Estetik açıdan doyurucu cephelerin oluşturulması gerekliliği önemli bir tasarım ölçütüdür (Şenyiğit, 2010). Her mimari tasarımda cephe düzenlemesine gelindiğinde estetik olmayan öğelere rastlanırsa tasarımın başına dönülerek planlar vb. değiştirilebilir. Burada asıl kıstas; cephe tasarımını yaparken hem işlevsel hem de beğeni kazanacak mimari elemanlar ve oranlar kullanmak olmalıdır.

Cephe sadece arkasındaki odaların organizasyonu tarafından belirlenmiş doğal gereklilikleri yerine getirmez, binanın inşa edildiği zamanın kültürel durumundan bahseder. Düzen ve düzenlemenin kriterlerini gösterir, ayrıca dekorasyon ve süslemenin türlü olasılıklarını ve yaratıcılıklarını verir (Krier, 1988). Nitekim cephe başlangıcından bugüne kadar her uygarlığın kişiliğini belirten bir tutumla ele alınmış ve işlenmiştir (Şenyiğit, 2010).
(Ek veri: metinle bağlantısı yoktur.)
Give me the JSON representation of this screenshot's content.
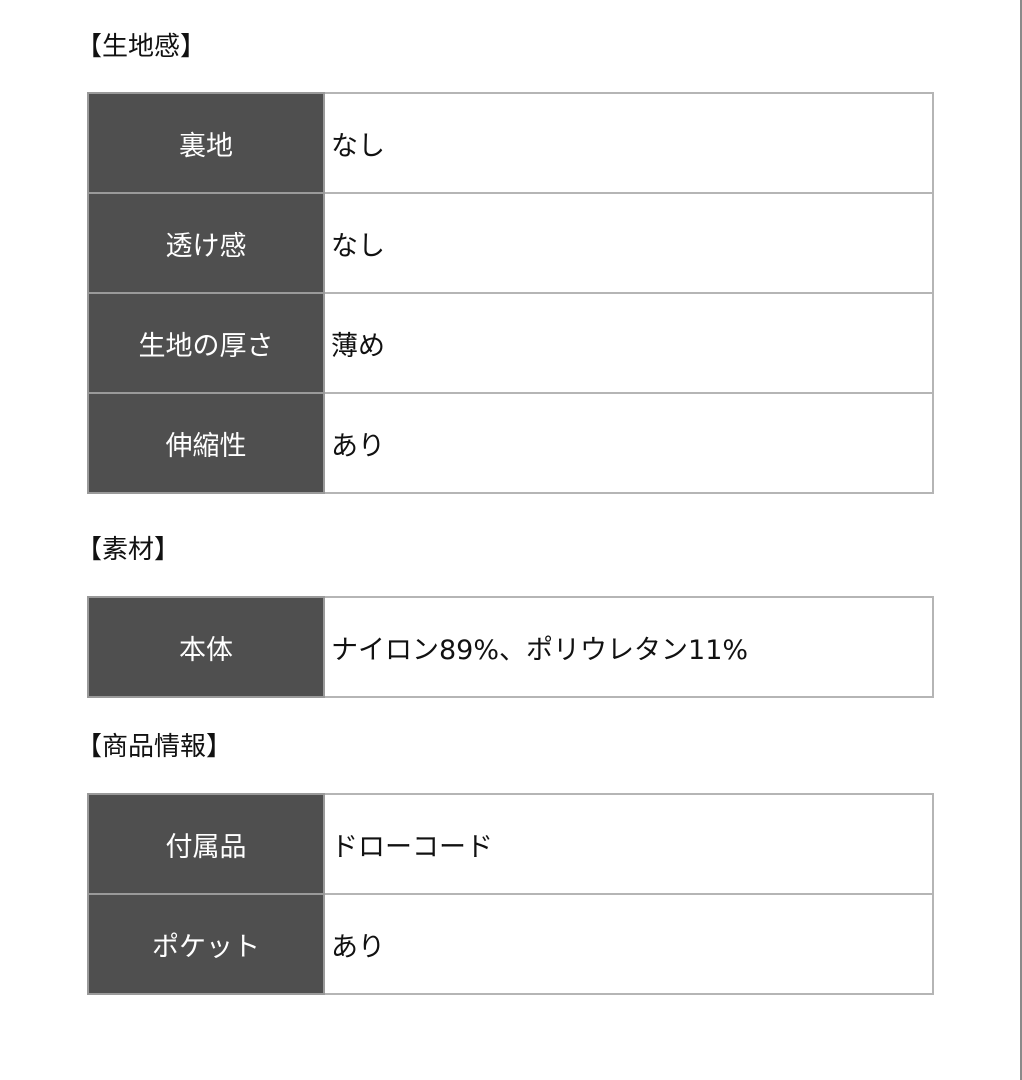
{
  "sections": [
    {
      "heading": "【生地感】",
      "rows": [
        {
          "label": "裏地",
          "value": "なし"
        },
        {
          "label": "透け感",
          "value": "なし"
        },
        {
          "label": "生地の厚さ",
          "value": "薄め"
        },
        {
          "label": "伸縮性",
          "value": "あり"
        }
      ]
    },
    {
      "heading": "【素材】",
      "rows": [
        {
          "label": "本体",
          "value": "ナイロン89%、ポリウレタン11%"
        }
      ]
    },
    {
      "heading": "【商品情報】",
      "rows": [
        {
          "label": "付属品",
          "value": "ドローコード"
        },
        {
          "label": "ポケット",
          "value": "あり"
        }
      ]
    }
  ]
}
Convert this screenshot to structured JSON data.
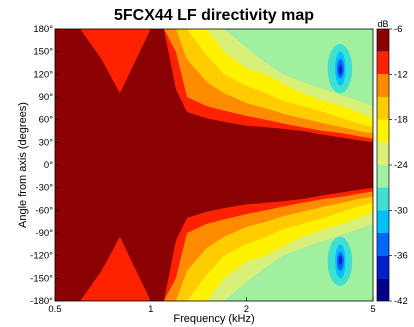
{
  "chart_data": {
    "type": "heatmap",
    "title": "5FCX44 LF directivity map",
    "xlabel": "Frequency (kHz)",
    "ylabel": "Angle from axis (degrees)",
    "x_scale": "log",
    "xlim": [
      0.5,
      5
    ],
    "ylim": [
      -180,
      180
    ],
    "x_ticks": [
      {
        "value": 0.5,
        "label": "0.5"
      },
      {
        "value": 1,
        "label": "1"
      },
      {
        "value": 2,
        "label": "2"
      },
      {
        "value": 5,
        "label": "5"
      }
    ],
    "y_ticks": [
      {
        "value": 180,
        "label": "180°"
      },
      {
        "value": 150,
        "label": "150°"
      },
      {
        "value": 120,
        "label": "120°"
      },
      {
        "value": 90,
        "label": "90°"
      },
      {
        "value": 60,
        "label": "60°"
      },
      {
        "value": 30,
        "label": "30°"
      },
      {
        "value": 0,
        "label": "0°"
      },
      {
        "value": -30,
        "label": "-30°"
      },
      {
        "value": -60,
        "label": "-60°"
      },
      {
        "value": -90,
        "label": "-90°"
      },
      {
        "value": -120,
        "label": "-120°"
      },
      {
        "value": -150,
        "label": "-150°"
      },
      {
        "value": -180,
        "label": "-180°"
      }
    ],
    "colorbar": {
      "unit": "dB",
      "range": [
        -42,
        -6
      ],
      "ticks": [
        {
          "value": -6,
          "label": "-6"
        },
        {
          "value": -12,
          "label": "-12"
        },
        {
          "value": -18,
          "label": "-18"
        },
        {
          "value": -24,
          "label": "-24"
        },
        {
          "value": -30,
          "label": "-30"
        },
        {
          "value": -36,
          "label": "-36"
        },
        {
          "value": -42,
          "label": "-42"
        }
      ],
      "levels": [
        {
          "from": -6,
          "to": -9,
          "color": "#8b0000"
        },
        {
          "from": -9,
          "to": -12,
          "color": "#ff2200"
        },
        {
          "from": -12,
          "to": -15,
          "color": "#ff8c00"
        },
        {
          "from": -15,
          "to": -18,
          "color": "#ffcc00"
        },
        {
          "from": -18,
          "to": -21,
          "color": "#fff200"
        },
        {
          "from": -21,
          "to": -24,
          "color": "#d8f07a"
        },
        {
          "from": -24,
          "to": -27,
          "color": "#a0f0a0"
        },
        {
          "from": -27,
          "to": -30,
          "color": "#40e0d0"
        },
        {
          "from": -30,
          "to": -33,
          "color": "#00bfff"
        },
        {
          "from": -33,
          "to": -36,
          "color": "#0066ff"
        },
        {
          "from": -36,
          "to": -39,
          "color": "#0020cc"
        },
        {
          "from": -39,
          "to": -42,
          "color": "#00008b"
        }
      ]
    },
    "contour_boundaries": {
      "note_angle_unit": "degrees (abs angle, symmetric about 0)",
      "frequencies_khz": [
        0.5,
        0.6,
        0.7,
        0.8,
        0.9,
        1.0,
        1.1,
        1.2,
        1.3,
        1.5,
        1.7,
        2.0,
        2.3,
        2.6,
        3.0,
        3.5,
        4.0,
        4.5,
        5.0
      ],
      "level_-9": [
        180,
        180,
        140,
        95,
        140,
        180,
        180,
        100,
        70,
        62,
        57,
        52,
        50,
        48,
        45,
        40,
        36,
        33,
        30
      ],
      "level_-12": [
        180,
        180,
        180,
        180,
        180,
        180,
        180,
        150,
        90,
        78,
        72,
        65,
        60,
        55,
        50,
        45,
        42,
        38,
        35
      ],
      "level_-15": [
        180,
        180,
        180,
        180,
        180,
        180,
        180,
        180,
        140,
        110,
        95,
        82,
        75,
        68,
        62,
        55,
        50,
        45,
        42
      ],
      "level_-18": [
        180,
        180,
        180,
        180,
        180,
        180,
        180,
        180,
        180,
        145,
        120,
        105,
        95,
        85,
        78,
        70,
        62,
        55,
        50
      ],
      "level_-21": [
        180,
        180,
        180,
        180,
        180,
        180,
        180,
        180,
        180,
        180,
        150,
        128,
        120,
        108,
        95,
        85,
        78,
        70,
        62
      ],
      "level_-24": [
        180,
        180,
        180,
        180,
        180,
        180,
        180,
        180,
        180,
        180,
        180,
        155,
        135,
        120,
        110,
        100,
        92,
        85,
        78
      ]
    }
  }
}
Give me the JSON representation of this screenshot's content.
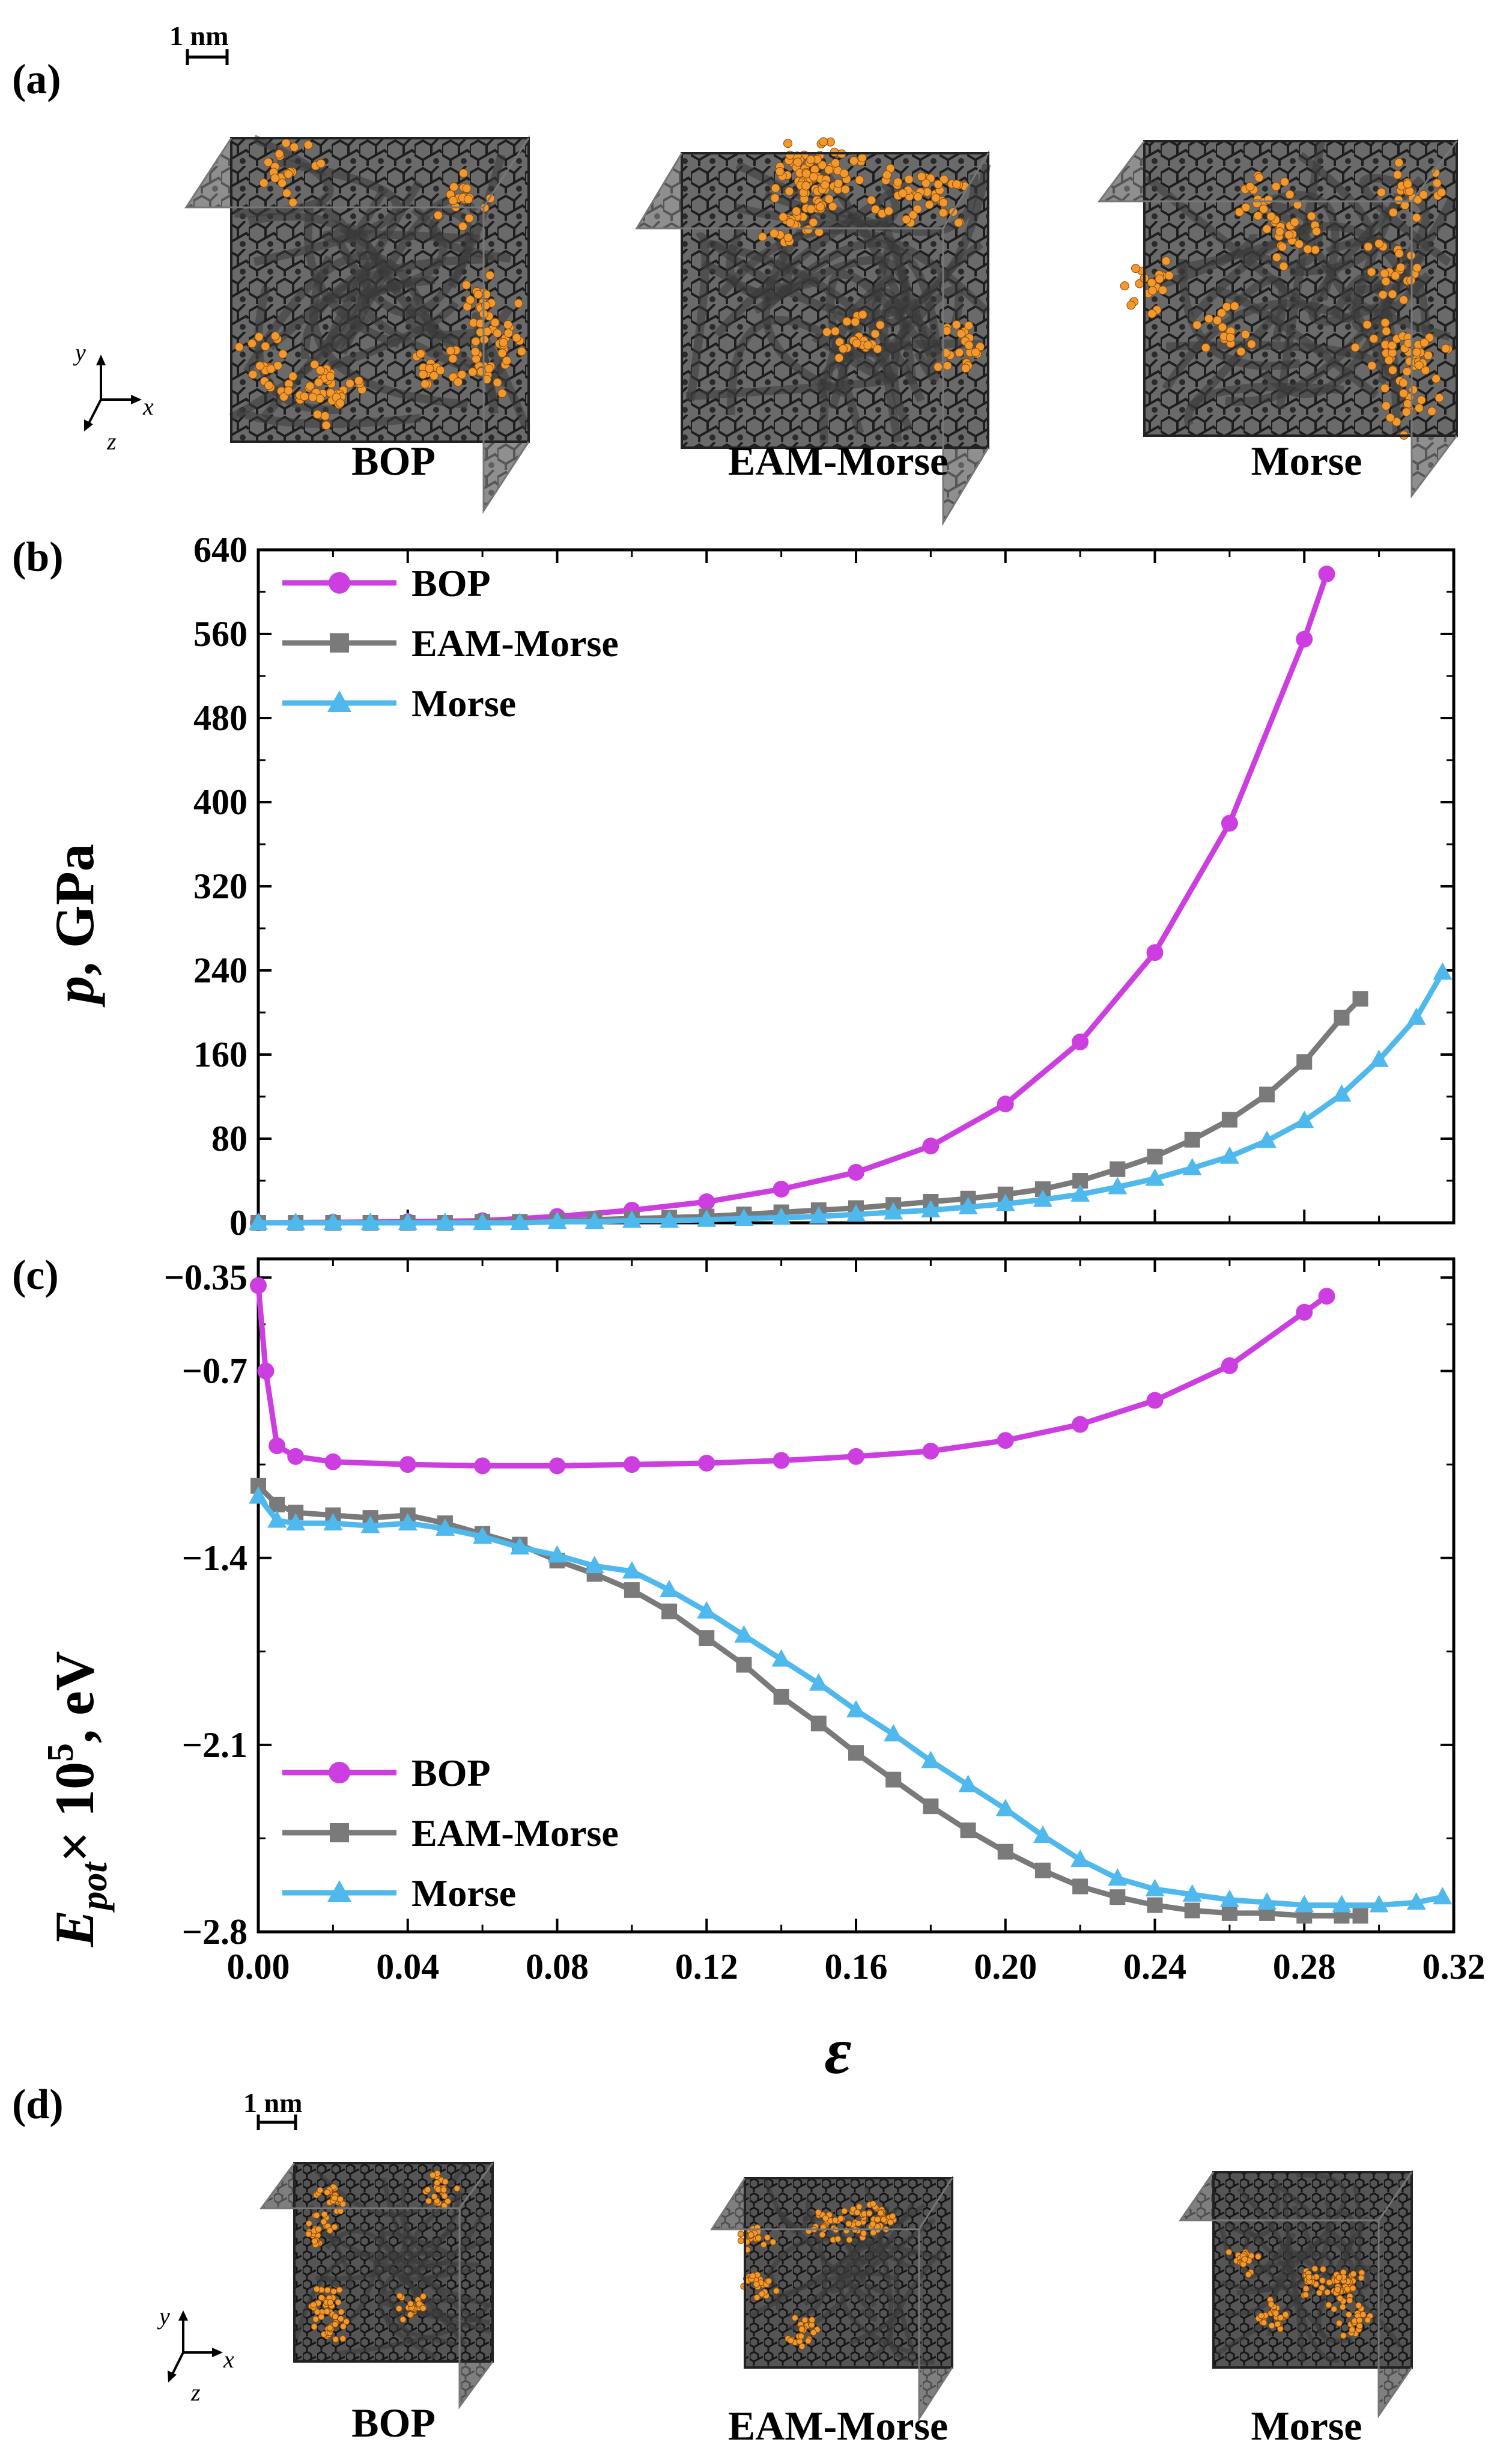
{
  "panels": {
    "a": "(a)",
    "b": "(b)",
    "c": "(c)",
    "d": "(d)"
  },
  "structures_top": {
    "scale_bar": "1 nm",
    "axes": {
      "y": "y",
      "x": "x",
      "z": "z"
    },
    "captions": [
      "BOP",
      "EAM-Morse",
      "Morse"
    ]
  },
  "structures_bottom": {
    "scale_bar": "1 nm",
    "axes": {
      "y": "y",
      "x": "x",
      "z": "z"
    },
    "captions": [
      "BOP",
      "EAM-Morse",
      "Morse"
    ]
  },
  "colors": {
    "BOP": "#cc3ee0",
    "EAM-Morse": "#7a7a7a",
    "Morse": "#4fb8ec",
    "atoms": "#f2992e",
    "carbon": "#3a3a3a"
  },
  "chart_data": [
    {
      "id": "b",
      "type": "line",
      "ylabel": "p, GPa",
      "ylabel_var": "p",
      "ylabel_rest": ", GPa",
      "xlabel": "ε",
      "ylim": [
        0,
        640
      ],
      "xlim": [
        0,
        0.32
      ],
      "yticks": [
        0,
        80,
        160,
        240,
        320,
        400,
        480,
        560,
        640
      ],
      "ytick_labels": [
        "0",
        "80",
        "160",
        "240",
        "320",
        "400",
        "480",
        "560",
        "640"
      ],
      "legend_position": "top-left",
      "series": [
        {
          "name": "BOP",
          "marker": "circle",
          "x": [
            0,
            0.02,
            0.04,
            0.06,
            0.08,
            0.1,
            0.12,
            0.14,
            0.16,
            0.18,
            0.2,
            0.22,
            0.24,
            0.26,
            0.28,
            0.286
          ],
          "y": [
            0,
            0.5,
            1,
            2,
            6,
            12,
            20,
            32,
            48,
            73,
            113,
            172,
            257,
            380,
            555,
            617
          ]
        },
        {
          "name": "EAM-Morse",
          "marker": "square",
          "x": [
            0,
            0.01,
            0.02,
            0.03,
            0.04,
            0.05,
            0.06,
            0.07,
            0.08,
            0.09,
            0.1,
            0.11,
            0.12,
            0.13,
            0.14,
            0.15,
            0.16,
            0.17,
            0.18,
            0.19,
            0.2,
            0.21,
            0.22,
            0.23,
            0.24,
            0.25,
            0.26,
            0.27,
            0.28,
            0.29,
            0.295
          ],
          "y": [
            0,
            0,
            0,
            0,
            0,
            0,
            1,
            1,
            2,
            3,
            4,
            5,
            6,
            8,
            10,
            12,
            14,
            17,
            20,
            23,
            27,
            32,
            40,
            51,
            63,
            79,
            98,
            122,
            153,
            195,
            213
          ]
        },
        {
          "name": "Morse",
          "marker": "triangle",
          "x": [
            0,
            0.01,
            0.02,
            0.03,
            0.04,
            0.05,
            0.06,
            0.07,
            0.08,
            0.09,
            0.1,
            0.11,
            0.12,
            0.13,
            0.14,
            0.15,
            0.16,
            0.17,
            0.18,
            0.19,
            0.2,
            0.21,
            0.22,
            0.23,
            0.24,
            0.25,
            0.26,
            0.27,
            0.28,
            0.29,
            0.3,
            0.31,
            0.317
          ],
          "y": [
            0,
            0,
            0,
            0,
            0,
            0,
            0,
            0,
            1,
            1,
            2,
            2,
            3,
            4,
            5,
            6,
            8,
            10,
            12,
            15,
            18,
            22,
            27,
            34,
            42,
            52,
            63,
            78,
            97,
            122,
            155,
            195,
            238
          ]
        }
      ]
    },
    {
      "id": "c",
      "type": "line",
      "ylabel": "Epot× 105, eV",
      "ylabel_main": "E",
      "ylabel_sub": "pot",
      "ylabel_mid": "× 10",
      "ylabel_sup": "5",
      "ylabel_tail": ", eV",
      "xlabel": "ε",
      "ylim": [
        -2.8,
        -0.28
      ],
      "xlim": [
        0,
        0.32
      ],
      "yticks": [
        -2.8,
        -2.1,
        -1.4,
        -0.7,
        -0.35
      ],
      "ytick_labels": [
        "−2.8",
        "−2.1",
        "−1.4",
        "−0.7",
        "−0.35"
      ],
      "xticks": [
        0,
        0.04,
        0.08,
        0.12,
        0.16,
        0.2,
        0.24,
        0.28,
        0.32
      ],
      "xtick_labels": [
        "0.00",
        "0.04",
        "0.08",
        "0.12",
        "0.16",
        "0.20",
        "0.24",
        "0.28",
        "0.32"
      ],
      "legend_position": "bottom-left",
      "series": [
        {
          "name": "BOP",
          "marker": "circle",
          "x": [
            0,
            0.002,
            0.005,
            0.01,
            0.02,
            0.04,
            0.06,
            0.08,
            0.1,
            0.12,
            0.14,
            0.16,
            0.18,
            0.2,
            0.22,
            0.24,
            0.26,
            0.28,
            0.286
          ],
          "y": [
            -0.38,
            -0.7,
            -0.98,
            -1.02,
            -1.04,
            -1.05,
            -1.055,
            -1.055,
            -1.05,
            -1.045,
            -1.035,
            -1.02,
            -1.0,
            -0.96,
            -0.9,
            -0.81,
            -0.68,
            -0.48,
            -0.42
          ]
        },
        {
          "name": "EAM-Morse",
          "marker": "square",
          "x": [
            0,
            0.005,
            0.01,
            0.02,
            0.03,
            0.04,
            0.05,
            0.06,
            0.07,
            0.08,
            0.09,
            0.1,
            0.11,
            0.12,
            0.13,
            0.14,
            0.15,
            0.16,
            0.17,
            0.18,
            0.19,
            0.2,
            0.21,
            0.22,
            0.23,
            0.24,
            0.25,
            0.26,
            0.27,
            0.28,
            0.29,
            0.295
          ],
          "y": [
            -1.13,
            -1.2,
            -1.23,
            -1.24,
            -1.25,
            -1.24,
            -1.27,
            -1.31,
            -1.35,
            -1.41,
            -1.46,
            -1.52,
            -1.6,
            -1.7,
            -1.8,
            -1.92,
            -2.02,
            -2.13,
            -2.23,
            -2.33,
            -2.42,
            -2.5,
            -2.57,
            -2.63,
            -2.67,
            -2.7,
            -2.72,
            -2.73,
            -2.73,
            -2.74,
            -2.74,
            -2.74
          ]
        },
        {
          "name": "Morse",
          "marker": "triangle",
          "x": [
            0,
            0.005,
            0.01,
            0.02,
            0.03,
            0.04,
            0.05,
            0.06,
            0.07,
            0.08,
            0.09,
            0.1,
            0.11,
            0.12,
            0.13,
            0.14,
            0.15,
            0.16,
            0.17,
            0.18,
            0.19,
            0.2,
            0.21,
            0.22,
            0.23,
            0.24,
            0.25,
            0.26,
            0.27,
            0.28,
            0.29,
            0.3,
            0.31,
            0.317
          ],
          "y": [
            -1.17,
            -1.26,
            -1.27,
            -1.27,
            -1.28,
            -1.27,
            -1.29,
            -1.32,
            -1.36,
            -1.39,
            -1.43,
            -1.45,
            -1.52,
            -1.6,
            -1.69,
            -1.78,
            -1.87,
            -1.97,
            -2.06,
            -2.16,
            -2.25,
            -2.34,
            -2.44,
            -2.53,
            -2.6,
            -2.64,
            -2.66,
            -2.68,
            -2.69,
            -2.7,
            -2.7,
            -2.7,
            -2.69,
            -2.67
          ]
        }
      ]
    }
  ]
}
Asırlardır mimari mekanların oluşumunda; malzeme, renk, doku, yükseklik, genişlik gibi faktörler kültürden kültüre fark gösterdiği halde, oran hiçbir zaman cephe tasarımında göz ardı edilmemiştir.

3. SELÇUKLU DÖNEMİ MİMARLIĞI

Anadolu Selçuklu mimarisi, geliştirdiği mimari üslup ile Türk mimarisinin önemli dönemlerinden birini teşkil etmektedir. Dolayısıyla Türk sanatının gelişmesine de büyük katkıları olmuştur.

Anadolu Selçuklu mimarisi, Büyük Selçuklular’ın 1071 yılından sonra Anadolu’yu fethetmeleriyle başlayan ve İlhanlılar’ın Selçuklu yönetimine kesin olarak son verdiği 1308 yılına kadarki dönemde ortaya konan yapıları konu almaktadır (Karpuz, 2001).